Председатель утвердительно кивнул:
– По всем сведениям, товара для задуманного ему хватит.
– Ни за что нельзя было позволять Дорсетту действовать вне картеля, – высказался американец, бывший государственный секретарь.
– Урон наносится, – согласился представитель алмазного картеля. – Мир драгоценностей, возможно, никогда уже не станет таким, каким мы его знаем.
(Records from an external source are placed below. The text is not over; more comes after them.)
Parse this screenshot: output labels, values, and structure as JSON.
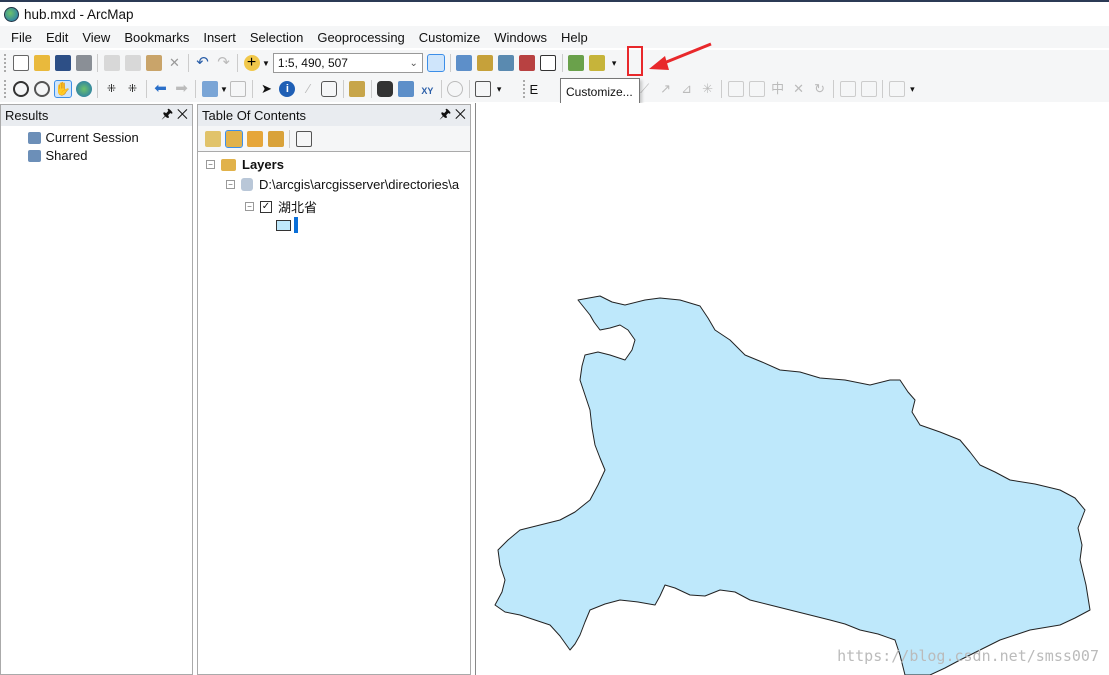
{
  "window": {
    "title": "hub.mxd - ArcMap"
  },
  "menu": [
    "File",
    "Edit",
    "View",
    "Bookmarks",
    "Insert",
    "Selection",
    "Geoprocessing",
    "Customize",
    "Windows",
    "Help"
  ],
  "toolbar": {
    "scale_value": "1:5, 490, 507",
    "tooltip": "Customize...",
    "editor_label": "E"
  },
  "results": {
    "title": "Results",
    "items": [
      "Current Session",
      "Shared"
    ]
  },
  "toc": {
    "title": "Table Of Contents",
    "layers_label": "Layers",
    "source": "D:\\arcgis\\arcgisserver\\directories\\a",
    "layer": "湖北省",
    "layer_checked": true
  },
  "map": {
    "fill_color": "#bee8fb",
    "watermark": "https://blog.csdn.net/smss007"
  },
  "colors": {
    "accent": "#3c8ee8",
    "annotation": "#e8282b"
  }
}
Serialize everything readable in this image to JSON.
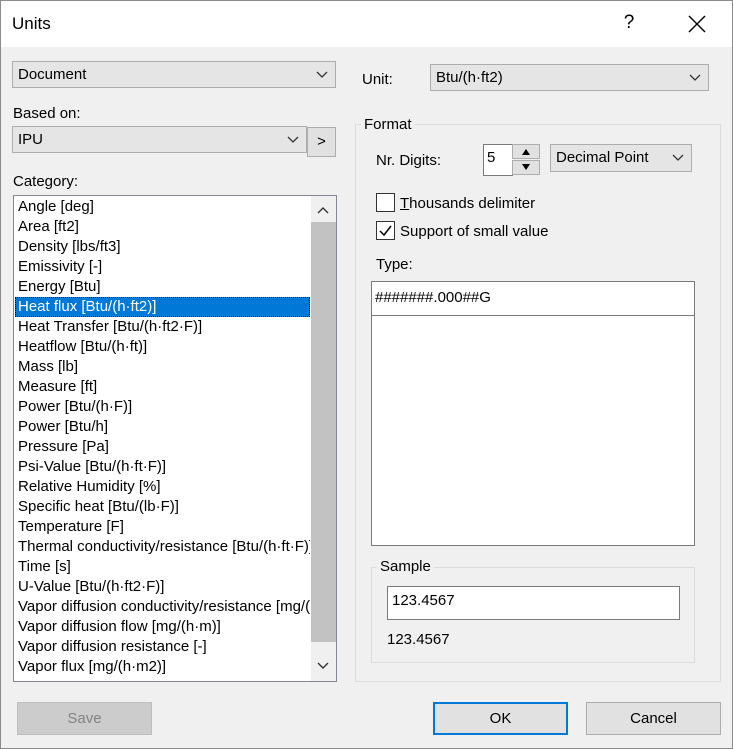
{
  "dialog": {
    "title": "Units",
    "help_symbol": "?"
  },
  "left": {
    "scope_value": "Document",
    "based_on_label": "Based on:",
    "based_on_value": "IPU",
    "apply_button": ">",
    "category_label": "Category:",
    "categories": [
      "Angle [deg]",
      "Area [ft2]",
      "Density [lbs/ft3]",
      "Emissivity [-]",
      "Energy [Btu]",
      "Heat flux [Btu/(h·ft2)]",
      "Heat Transfer [Btu/(h·ft2·F)]",
      "Heatflow [Btu/(h·ft)]",
      "Mass [lb]",
      "Measure [ft]",
      "Power [Btu/(h·F)]",
      "Power [Btu/h]",
      "Pressure [Pa]",
      "Psi-Value [Btu/(h·ft·F)]",
      "Relative Humidity [%]",
      "Specific heat [Btu/(lb·F)]",
      "Temperature [F]",
      "Thermal conductivity/resistance [Btu/(h·ft·F)]",
      "Time [s]",
      "U-Value [Btu/(h·ft2·F)]",
      "Vapor diffusion conductivity/resistance [mg/(h·m·Pa)]",
      "Vapor diffusion flow [mg/(h·m)]",
      "Vapor diffusion resistance [-]",
      "Vapor flux [mg/(h·m2)]"
    ],
    "selected_index": 5
  },
  "right": {
    "unit_label": "Unit:",
    "unit_value": "Btu/(h·ft2)",
    "format_group": "Format",
    "nr_digits_label": "Nr. Digits:",
    "nr_digits_value": "5",
    "decimal_value": "Decimal Point",
    "thousands_label": "Thousands delimiter",
    "thousands_checked": false,
    "small_values_label": "Support of small value",
    "small_values_checked": true,
    "type_label": "Type:",
    "type_value": "#######.000##G",
    "sample_group": "Sample",
    "sample_input": "123.4567",
    "sample_output": "123.4567"
  },
  "buttons": {
    "save": "Save",
    "ok": "OK",
    "cancel": "Cancel"
  }
}
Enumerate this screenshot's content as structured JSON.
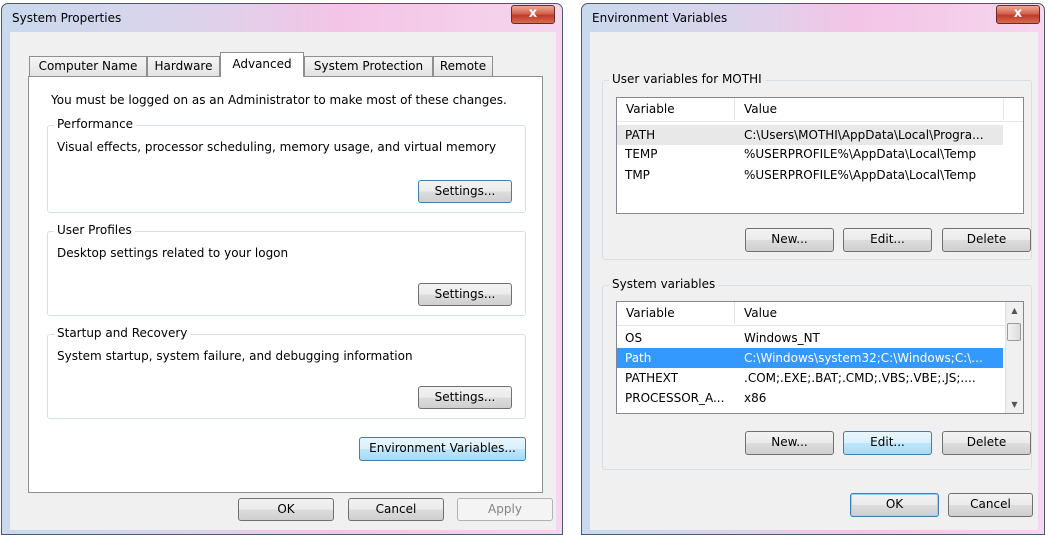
{
  "system_properties": {
    "title": "System Properties",
    "close_glyph": "x",
    "tabs": [
      {
        "label": "Computer Name"
      },
      {
        "label": "Hardware"
      },
      {
        "label": "Advanced"
      },
      {
        "label": "System Protection"
      },
      {
        "label": "Remote"
      }
    ],
    "admin_notice": "You must be logged on as an Administrator to make most of these changes.",
    "performance": {
      "title": "Performance",
      "description": "Visual effects, processor scheduling, memory usage, and virtual memory",
      "button": "Settings..."
    },
    "user_profiles": {
      "title": "User Profiles",
      "description": "Desktop settings related to your logon",
      "button": "Settings..."
    },
    "startup_recovery": {
      "title": "Startup and Recovery",
      "description": "System startup, system failure, and debugging information",
      "button": "Settings..."
    },
    "env_button": "Environment Variables...",
    "ok": "OK",
    "cancel": "Cancel",
    "apply": "Apply"
  },
  "environment_variables": {
    "title": "Environment Variables",
    "close_glyph": "x",
    "user_group_title": "User variables for MOTHI",
    "columns": {
      "variable": "Variable",
      "value": "Value"
    },
    "user_vars": [
      {
        "name": "PATH",
        "value": "C:\\Users\\MOTHI\\AppData\\Local\\Progra..."
      },
      {
        "name": "TEMP",
        "value": "%USERPROFILE%\\AppData\\Local\\Temp"
      },
      {
        "name": "TMP",
        "value": "%USERPROFILE%\\AppData\\Local\\Temp"
      }
    ],
    "user_buttons": {
      "new": "New...",
      "edit": "Edit...",
      "delete": "Delete"
    },
    "system_group_title": "System variables",
    "system_vars": [
      {
        "name": "OS",
        "value": "Windows_NT"
      },
      {
        "name": "Path",
        "value": "C:\\Windows\\system32;C:\\Windows;C:\\..."
      },
      {
        "name": "PATHEXT",
        "value": ".COM;.EXE;.BAT;.CMD;.VBS;.VBE;.JS;...."
      },
      {
        "name": "PROCESSOR_A...",
        "value": "x86"
      }
    ],
    "system_selected": "Path",
    "system_buttons": {
      "new": "New...",
      "edit": "Edit...",
      "delete": "Delete"
    },
    "ok": "OK",
    "cancel": "Cancel"
  }
}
– Что, у нас нет никакого способа скрутить Дорсетта до того, как он рассует свои камни по магазинам? – спросил его японский бизнесмен.
– Я направил к нему эмиссара с предложением выкупить все его запасы.
– Ответ получен?
– Пока нет.
– Вы кого отправили? – поинтересовался председатель.
– Гейба Страузера из фирмы «Страузер и сыновья», почтенного международного торговца алмазами.
– Надежный человек и умелый торговец, – заметил бельгиец из Антверпена. – Мы вместе с ним много сделок провернули. Если кто и может приструнить Дорсетта, так это Гейб Страузер.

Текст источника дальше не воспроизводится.